Processo n: 5834307-89.2026.8.09.0011
Polo ativo: Fagner Chaves Barbosa
Polo passivo: Instituto Nacional Do Seguro Social
Natureza: PROCESSO CÍVEL E DO TRABALHO -> Processo de Conhecimento -> Procedimento de Conhecimento -> Procedimento Comum Cível
D E C I S Ã O
Trata-se de AÇÃO DE CONCESSÃO DE AUXÍLIO-ACIDENTE COM PEDIDO DE TUTELA DE URGÊNCIA ajuizada por FAGNER CHAVES BARBOSA em face do INSTITUTO NACIONAL DO SEGURO SOCIAL (INSS), partes qualificadas nos autos.
Relata a parte autora que, na condição de segurado do Regime Geral de Previdência Social, sofreu acidente de trabalho típico em 06/05/2026, enquanto exercia a função de operador de empilhadeira. Narra que o sinistro resultou no aprisionamento de seu punho esquerdo, ocasionando "Ruptura Traumática de Ligamentos do Punho e do Carpo / Luxação Periilunar Dorsal do Carpo Esquerdo (CID-10 S63.0 e S63.3)".
Aduz que, em decorrência da lesão, foi submetido a tratamento cirúrgico em 13/05/2026 e que, após a consolidação das lesões, restaram sequelas definitivas que implicam a redução de sua capacidade para o trabalho habitual. Entre as sequelas, aponta a redução severa da amplitude de movimento, a perda relevante da força de preensão do punho esquerdo e dores crônicas.

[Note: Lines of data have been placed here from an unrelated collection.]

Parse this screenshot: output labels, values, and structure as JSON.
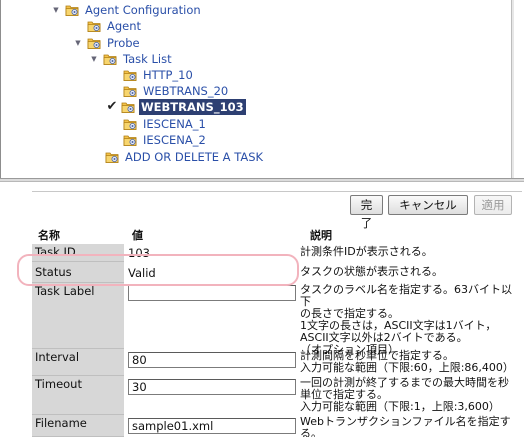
{
  "tree": {
    "items": [
      {
        "label": "Agent Configuration",
        "level": 0,
        "toggle": "expanded"
      },
      {
        "label": "Agent",
        "level": 1
      },
      {
        "label": "Probe",
        "level": 1,
        "toggle": "expanded"
      },
      {
        "label": "Task List",
        "level": 2,
        "toggle": "expanded"
      },
      {
        "label": "HTTP_10",
        "level": 3
      },
      {
        "label": "WEBTRANS_20",
        "level": 3
      },
      {
        "label": "WEBTRANS_103",
        "level": 3,
        "selected": true,
        "checked": true
      },
      {
        "label": "IESCENA_1",
        "level": 3
      },
      {
        "label": "IESCENA_2",
        "level": 3
      },
      {
        "label": "ADD OR DELETE A TASK",
        "level": 2
      }
    ]
  },
  "toolbar": {
    "ok_label": "完了",
    "cancel_label": "キャンセル",
    "apply_label": "適用"
  },
  "grid": {
    "headers": {
      "name": "名称",
      "value": "値",
      "desc": "説明"
    },
    "rows": {
      "task_id": {
        "name": "Task ID",
        "value": "103",
        "desc": "計測条件IDが表示される。"
      },
      "status": {
        "name": "Status",
        "value": "Valid",
        "desc": "タスクの状態が表示される。"
      },
      "task_label": {
        "name": "Task Label",
        "value": "",
        "desc": "タスクのラベル名を指定する。63バイト以下\nの長さで指定する。\n1文字の長さは，ASCII文字は1バイト，\nASCII文字以外は2バイトである。\n（オプション項目）"
      },
      "interval": {
        "name": "Interval",
        "value": "80",
        "desc": "計測間隔を秒単位で指定する。\n入力可能な範囲（下限:60，上限:86,400）"
      },
      "timeout": {
        "name": "Timeout",
        "value": "30",
        "desc": "一回の計測が終了するまでの最大時間を秒\n単位で指定する。\n入力可能な範囲（下限:1，上限:3,600）"
      },
      "filename": {
        "name": "Filename",
        "value": "sample01.xml",
        "desc": "Webトランザクションファイル名を指定する。"
      }
    }
  },
  "colors": {
    "link": "#2a4fa8",
    "selected_bg": "#2d3f72",
    "highlight": "#f2b3bd",
    "name_cell_bg": "#d7d7d7"
  }
}
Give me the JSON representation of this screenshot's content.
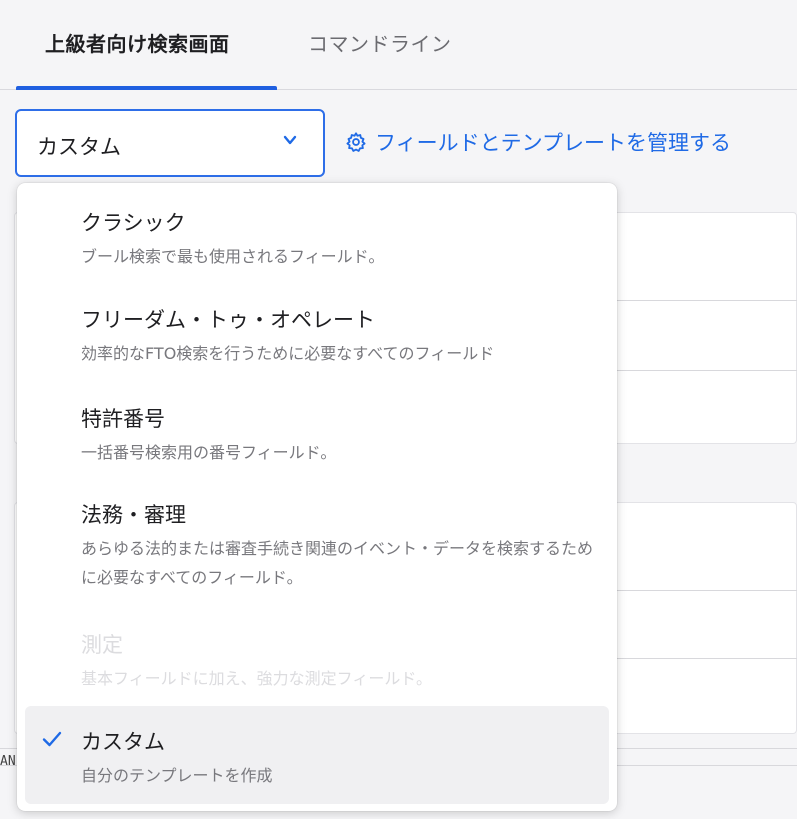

Informa que recebeu auxílio por incapacidade temporária acidentário (NB 730.936.881-0) no período de 22/05/2026 a 04/08/2026, data em que o benefício foi cessado administrativamente. Sustenta que, apesar da existência de sequelas redutoras da capacidade laboral, o INSS não realizou a conversão do benefício em auxílio-acidente.
Ao final, pleiteia a concessão de tutela de urgência para implantação imediata do auxílio-acidente.
No mérito, requer a procedência do pedido para condenar o réu a conceder o auxílio-acidente desde o dia seguinte à cessação do auxílio-doença (05/08/2026), bem como o pagamento das parcelas vencidas e vincendas.
O processo veio concluso.
É o relatório. Decido.
Recebo a inicial e defiro o pedido de concessão dos benefícios da Assistência Judiciária gratuita.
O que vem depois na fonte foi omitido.